İlk olarak, yaratıcıya inanan, yaratıcıya kesinlikle inanmayan (ateist) ve inanıp inanmamak arasında kalan (agnostik) karakterler arasında geçecek bu diyaloglara, ilerleyen bölümlerde yaratıcıya inanıp onu pasifize eden (deist) bir karakteri de dahil edeceğiz. Amacım, inanç ve inançsızlık arasındaki farklılıkları daha iyi anlamak, bu konuda düşünen ve sorgulayan zihinlere yeni ufuklar açmak ve belki de hepimizin kendi inanç sistemimizi daha iyi anlamamıza yardımcı olmaktır.

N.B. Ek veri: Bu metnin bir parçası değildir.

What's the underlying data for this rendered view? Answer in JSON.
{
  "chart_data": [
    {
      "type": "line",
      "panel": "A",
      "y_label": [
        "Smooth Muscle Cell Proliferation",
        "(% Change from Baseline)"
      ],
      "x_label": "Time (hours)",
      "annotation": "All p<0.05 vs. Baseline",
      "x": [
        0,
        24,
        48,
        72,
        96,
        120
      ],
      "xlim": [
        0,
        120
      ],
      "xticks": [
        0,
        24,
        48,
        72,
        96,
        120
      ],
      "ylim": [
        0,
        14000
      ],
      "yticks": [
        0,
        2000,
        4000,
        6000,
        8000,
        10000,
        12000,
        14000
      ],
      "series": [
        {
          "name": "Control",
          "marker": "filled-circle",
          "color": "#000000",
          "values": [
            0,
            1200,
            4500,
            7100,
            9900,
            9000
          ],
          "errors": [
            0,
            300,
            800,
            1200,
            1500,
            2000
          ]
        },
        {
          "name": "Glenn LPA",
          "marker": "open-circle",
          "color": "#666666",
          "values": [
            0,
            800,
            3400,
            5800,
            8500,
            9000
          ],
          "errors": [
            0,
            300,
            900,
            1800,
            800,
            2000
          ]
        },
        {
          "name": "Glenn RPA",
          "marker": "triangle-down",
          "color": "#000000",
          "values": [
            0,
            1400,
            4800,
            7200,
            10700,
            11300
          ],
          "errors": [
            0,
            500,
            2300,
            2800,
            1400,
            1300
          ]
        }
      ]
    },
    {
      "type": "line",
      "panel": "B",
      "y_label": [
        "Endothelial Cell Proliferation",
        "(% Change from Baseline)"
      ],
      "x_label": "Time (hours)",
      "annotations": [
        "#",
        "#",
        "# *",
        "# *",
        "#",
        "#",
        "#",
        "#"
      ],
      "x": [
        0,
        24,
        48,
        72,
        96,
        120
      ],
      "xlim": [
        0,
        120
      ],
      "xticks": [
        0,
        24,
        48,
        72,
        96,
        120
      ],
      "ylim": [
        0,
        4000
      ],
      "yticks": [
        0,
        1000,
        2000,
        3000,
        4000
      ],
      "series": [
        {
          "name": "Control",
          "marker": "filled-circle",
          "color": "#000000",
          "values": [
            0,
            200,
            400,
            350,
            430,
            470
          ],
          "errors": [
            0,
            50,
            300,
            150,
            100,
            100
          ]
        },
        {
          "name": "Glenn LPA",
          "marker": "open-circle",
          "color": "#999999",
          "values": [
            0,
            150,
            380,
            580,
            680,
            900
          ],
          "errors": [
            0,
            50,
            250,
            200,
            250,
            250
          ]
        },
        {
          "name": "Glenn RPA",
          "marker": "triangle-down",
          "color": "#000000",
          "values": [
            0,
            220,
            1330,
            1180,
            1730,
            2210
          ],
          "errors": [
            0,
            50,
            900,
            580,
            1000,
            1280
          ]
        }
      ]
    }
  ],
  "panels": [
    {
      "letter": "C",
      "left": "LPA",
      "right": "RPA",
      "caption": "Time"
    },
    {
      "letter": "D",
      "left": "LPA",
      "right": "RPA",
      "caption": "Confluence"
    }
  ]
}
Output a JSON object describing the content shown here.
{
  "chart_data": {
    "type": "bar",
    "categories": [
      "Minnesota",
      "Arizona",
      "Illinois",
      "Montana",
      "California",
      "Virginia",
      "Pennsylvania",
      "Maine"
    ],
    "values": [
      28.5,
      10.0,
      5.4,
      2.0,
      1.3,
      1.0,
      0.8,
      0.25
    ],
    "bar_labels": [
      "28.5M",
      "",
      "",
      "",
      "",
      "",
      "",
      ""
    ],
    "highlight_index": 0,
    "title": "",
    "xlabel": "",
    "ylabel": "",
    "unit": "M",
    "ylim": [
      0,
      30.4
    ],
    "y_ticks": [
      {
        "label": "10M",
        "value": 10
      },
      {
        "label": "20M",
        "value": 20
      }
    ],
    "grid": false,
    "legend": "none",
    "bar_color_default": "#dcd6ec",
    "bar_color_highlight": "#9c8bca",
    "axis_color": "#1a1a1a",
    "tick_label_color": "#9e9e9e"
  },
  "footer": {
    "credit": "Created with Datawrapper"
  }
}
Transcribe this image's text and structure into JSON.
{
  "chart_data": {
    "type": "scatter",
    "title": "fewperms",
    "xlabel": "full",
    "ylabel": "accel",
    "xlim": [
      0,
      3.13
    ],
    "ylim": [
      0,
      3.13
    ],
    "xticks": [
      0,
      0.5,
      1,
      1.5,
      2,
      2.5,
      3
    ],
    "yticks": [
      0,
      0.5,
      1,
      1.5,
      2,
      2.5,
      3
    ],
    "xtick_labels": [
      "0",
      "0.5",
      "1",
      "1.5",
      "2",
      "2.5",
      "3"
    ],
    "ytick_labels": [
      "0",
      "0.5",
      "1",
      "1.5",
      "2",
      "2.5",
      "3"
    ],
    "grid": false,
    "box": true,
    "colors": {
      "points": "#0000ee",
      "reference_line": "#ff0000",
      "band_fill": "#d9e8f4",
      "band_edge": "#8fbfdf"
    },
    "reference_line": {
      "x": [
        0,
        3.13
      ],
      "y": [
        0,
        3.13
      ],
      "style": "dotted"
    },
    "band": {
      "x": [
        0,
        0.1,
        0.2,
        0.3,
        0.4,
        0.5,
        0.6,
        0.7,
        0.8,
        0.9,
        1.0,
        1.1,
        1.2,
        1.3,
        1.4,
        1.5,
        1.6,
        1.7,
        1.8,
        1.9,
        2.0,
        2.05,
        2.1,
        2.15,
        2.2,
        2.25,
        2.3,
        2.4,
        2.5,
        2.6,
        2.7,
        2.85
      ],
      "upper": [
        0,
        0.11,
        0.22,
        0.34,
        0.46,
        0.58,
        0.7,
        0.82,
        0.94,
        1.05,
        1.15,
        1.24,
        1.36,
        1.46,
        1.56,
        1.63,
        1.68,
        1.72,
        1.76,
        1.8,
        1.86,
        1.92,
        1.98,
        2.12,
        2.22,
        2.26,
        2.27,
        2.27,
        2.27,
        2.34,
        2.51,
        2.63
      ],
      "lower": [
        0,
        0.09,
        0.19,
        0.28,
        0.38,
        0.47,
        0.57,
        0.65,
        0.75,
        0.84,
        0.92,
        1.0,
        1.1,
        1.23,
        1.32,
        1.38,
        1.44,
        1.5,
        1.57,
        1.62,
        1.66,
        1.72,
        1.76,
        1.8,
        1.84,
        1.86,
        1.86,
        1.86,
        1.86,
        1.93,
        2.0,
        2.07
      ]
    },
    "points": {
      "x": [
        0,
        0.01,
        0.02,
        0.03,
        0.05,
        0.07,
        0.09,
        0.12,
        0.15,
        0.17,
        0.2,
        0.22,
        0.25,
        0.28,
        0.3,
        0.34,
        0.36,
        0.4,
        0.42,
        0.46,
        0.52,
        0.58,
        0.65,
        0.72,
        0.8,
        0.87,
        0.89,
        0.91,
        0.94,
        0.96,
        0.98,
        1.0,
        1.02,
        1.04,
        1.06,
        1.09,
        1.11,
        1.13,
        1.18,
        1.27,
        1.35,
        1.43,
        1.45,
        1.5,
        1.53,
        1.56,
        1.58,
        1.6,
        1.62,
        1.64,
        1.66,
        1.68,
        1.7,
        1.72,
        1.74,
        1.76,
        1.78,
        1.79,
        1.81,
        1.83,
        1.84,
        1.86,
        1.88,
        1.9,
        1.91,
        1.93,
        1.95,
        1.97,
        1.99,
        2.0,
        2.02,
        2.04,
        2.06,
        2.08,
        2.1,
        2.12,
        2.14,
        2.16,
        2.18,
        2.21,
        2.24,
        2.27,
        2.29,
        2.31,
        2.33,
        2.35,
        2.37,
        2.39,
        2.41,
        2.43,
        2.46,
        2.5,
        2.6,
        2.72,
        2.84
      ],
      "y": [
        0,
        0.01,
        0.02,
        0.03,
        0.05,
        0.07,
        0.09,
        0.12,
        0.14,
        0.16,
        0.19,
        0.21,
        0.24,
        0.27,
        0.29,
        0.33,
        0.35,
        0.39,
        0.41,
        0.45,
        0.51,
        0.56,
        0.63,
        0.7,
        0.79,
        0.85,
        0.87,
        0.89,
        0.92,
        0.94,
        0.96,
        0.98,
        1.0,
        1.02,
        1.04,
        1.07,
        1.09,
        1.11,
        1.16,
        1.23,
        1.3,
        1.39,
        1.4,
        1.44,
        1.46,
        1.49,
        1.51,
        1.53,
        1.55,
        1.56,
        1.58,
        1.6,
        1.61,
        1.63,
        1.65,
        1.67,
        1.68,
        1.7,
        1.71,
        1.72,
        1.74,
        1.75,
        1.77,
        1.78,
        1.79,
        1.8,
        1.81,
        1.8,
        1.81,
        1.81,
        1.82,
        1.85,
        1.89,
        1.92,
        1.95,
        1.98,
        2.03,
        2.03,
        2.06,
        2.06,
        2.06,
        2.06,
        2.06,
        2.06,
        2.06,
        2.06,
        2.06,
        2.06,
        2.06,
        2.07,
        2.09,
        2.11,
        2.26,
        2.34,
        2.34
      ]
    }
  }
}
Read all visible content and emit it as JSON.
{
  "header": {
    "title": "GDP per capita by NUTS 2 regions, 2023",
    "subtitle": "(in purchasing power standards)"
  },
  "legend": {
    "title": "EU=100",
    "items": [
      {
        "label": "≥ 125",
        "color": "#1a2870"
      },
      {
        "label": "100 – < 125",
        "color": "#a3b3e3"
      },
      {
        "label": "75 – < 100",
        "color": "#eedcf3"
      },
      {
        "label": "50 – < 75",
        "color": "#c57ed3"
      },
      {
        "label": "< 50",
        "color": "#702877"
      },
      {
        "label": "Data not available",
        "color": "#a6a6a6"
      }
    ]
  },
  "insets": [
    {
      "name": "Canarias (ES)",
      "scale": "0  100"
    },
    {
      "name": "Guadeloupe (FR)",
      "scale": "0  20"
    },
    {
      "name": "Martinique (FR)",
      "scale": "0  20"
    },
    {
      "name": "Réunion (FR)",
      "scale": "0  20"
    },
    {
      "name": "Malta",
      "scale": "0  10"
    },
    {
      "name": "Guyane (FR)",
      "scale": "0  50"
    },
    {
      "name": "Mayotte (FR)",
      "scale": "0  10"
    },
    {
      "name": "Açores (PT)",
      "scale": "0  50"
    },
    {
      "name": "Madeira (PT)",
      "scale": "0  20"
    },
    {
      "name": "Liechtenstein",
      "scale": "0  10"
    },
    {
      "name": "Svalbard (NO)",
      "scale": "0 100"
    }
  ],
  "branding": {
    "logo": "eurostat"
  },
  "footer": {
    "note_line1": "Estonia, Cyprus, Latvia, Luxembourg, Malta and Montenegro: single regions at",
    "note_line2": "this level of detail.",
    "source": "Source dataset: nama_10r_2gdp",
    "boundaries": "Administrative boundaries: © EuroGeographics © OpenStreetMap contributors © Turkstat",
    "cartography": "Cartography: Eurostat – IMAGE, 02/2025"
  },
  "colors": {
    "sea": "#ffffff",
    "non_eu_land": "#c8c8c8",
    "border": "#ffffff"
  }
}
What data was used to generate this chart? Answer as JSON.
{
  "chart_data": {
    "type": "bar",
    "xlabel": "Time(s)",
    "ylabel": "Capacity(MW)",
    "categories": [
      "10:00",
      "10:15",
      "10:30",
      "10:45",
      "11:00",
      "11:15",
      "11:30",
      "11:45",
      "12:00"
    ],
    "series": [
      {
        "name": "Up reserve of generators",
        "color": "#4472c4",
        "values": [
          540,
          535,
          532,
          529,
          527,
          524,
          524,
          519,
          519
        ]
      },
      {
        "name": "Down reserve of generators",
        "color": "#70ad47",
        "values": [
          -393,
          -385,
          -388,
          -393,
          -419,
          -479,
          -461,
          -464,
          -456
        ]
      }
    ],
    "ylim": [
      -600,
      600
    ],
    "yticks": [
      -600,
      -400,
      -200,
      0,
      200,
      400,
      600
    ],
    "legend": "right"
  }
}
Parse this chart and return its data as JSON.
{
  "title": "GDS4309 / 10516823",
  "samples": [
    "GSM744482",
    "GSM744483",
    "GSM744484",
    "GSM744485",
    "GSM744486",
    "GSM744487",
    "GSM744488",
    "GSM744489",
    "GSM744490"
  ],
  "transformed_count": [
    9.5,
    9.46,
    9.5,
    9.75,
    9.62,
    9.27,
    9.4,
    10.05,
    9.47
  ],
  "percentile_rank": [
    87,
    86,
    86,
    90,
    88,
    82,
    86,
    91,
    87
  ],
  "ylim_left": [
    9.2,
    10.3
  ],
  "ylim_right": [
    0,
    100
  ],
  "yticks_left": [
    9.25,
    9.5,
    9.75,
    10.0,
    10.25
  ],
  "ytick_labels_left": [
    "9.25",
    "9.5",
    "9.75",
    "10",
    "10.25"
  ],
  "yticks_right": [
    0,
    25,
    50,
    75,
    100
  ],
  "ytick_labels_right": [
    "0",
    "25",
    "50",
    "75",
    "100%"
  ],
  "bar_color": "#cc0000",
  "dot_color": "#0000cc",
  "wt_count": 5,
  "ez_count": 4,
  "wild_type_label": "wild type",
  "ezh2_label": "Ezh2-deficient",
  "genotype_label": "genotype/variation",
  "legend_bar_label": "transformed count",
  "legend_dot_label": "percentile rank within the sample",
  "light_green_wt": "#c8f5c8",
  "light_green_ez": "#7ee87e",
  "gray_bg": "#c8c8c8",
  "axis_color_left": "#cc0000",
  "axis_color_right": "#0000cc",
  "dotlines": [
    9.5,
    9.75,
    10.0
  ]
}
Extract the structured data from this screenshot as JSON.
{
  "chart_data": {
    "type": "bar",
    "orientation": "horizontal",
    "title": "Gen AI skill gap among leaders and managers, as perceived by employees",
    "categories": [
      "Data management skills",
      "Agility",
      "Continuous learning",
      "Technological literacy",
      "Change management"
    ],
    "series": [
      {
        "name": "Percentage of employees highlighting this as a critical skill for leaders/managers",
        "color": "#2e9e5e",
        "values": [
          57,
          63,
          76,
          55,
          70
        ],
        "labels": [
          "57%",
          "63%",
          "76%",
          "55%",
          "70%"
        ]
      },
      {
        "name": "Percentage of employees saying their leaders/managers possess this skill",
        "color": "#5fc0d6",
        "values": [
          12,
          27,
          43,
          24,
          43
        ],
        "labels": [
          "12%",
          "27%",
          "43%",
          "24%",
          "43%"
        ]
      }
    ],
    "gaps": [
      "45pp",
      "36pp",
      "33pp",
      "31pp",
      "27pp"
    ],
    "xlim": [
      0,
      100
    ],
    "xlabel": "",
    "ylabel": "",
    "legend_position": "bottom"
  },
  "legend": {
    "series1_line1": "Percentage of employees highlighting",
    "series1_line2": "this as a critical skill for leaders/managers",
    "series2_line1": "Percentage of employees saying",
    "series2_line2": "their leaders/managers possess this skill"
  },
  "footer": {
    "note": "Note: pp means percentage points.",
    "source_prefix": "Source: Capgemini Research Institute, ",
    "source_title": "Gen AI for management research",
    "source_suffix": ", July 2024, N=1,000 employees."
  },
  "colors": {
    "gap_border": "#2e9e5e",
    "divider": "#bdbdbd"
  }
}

Yazılarım, derin felsefi ve teolojik soruları ele alırken, aynı zamanda hayatın içinden örneklerle ve mantıklı argümanlarla desteklenmiş, bilimsel yöntemleri de önemseyen bir dil kullanılarak kaleme alındı. Okuyan herkesin kendine ait bir şeyler bulabileceği, düşünmeye sevk eden ve belki de kendi inançlarını yeniden gözden geçirmesini sağlayacak bir üslup benimsemeye özen gösterdim.

Bu yazı dizisine başlarken, siz değerli okuyucularımın da bu diyaloglara dahil olacağını, belki de yeni bir bakış açısı kazanacağınızı umuyorum. Her bir yazıda, farklı bir perspektifi ele alacak ve inanç konusundaki tartışmalarımızı derinleştireceğiz.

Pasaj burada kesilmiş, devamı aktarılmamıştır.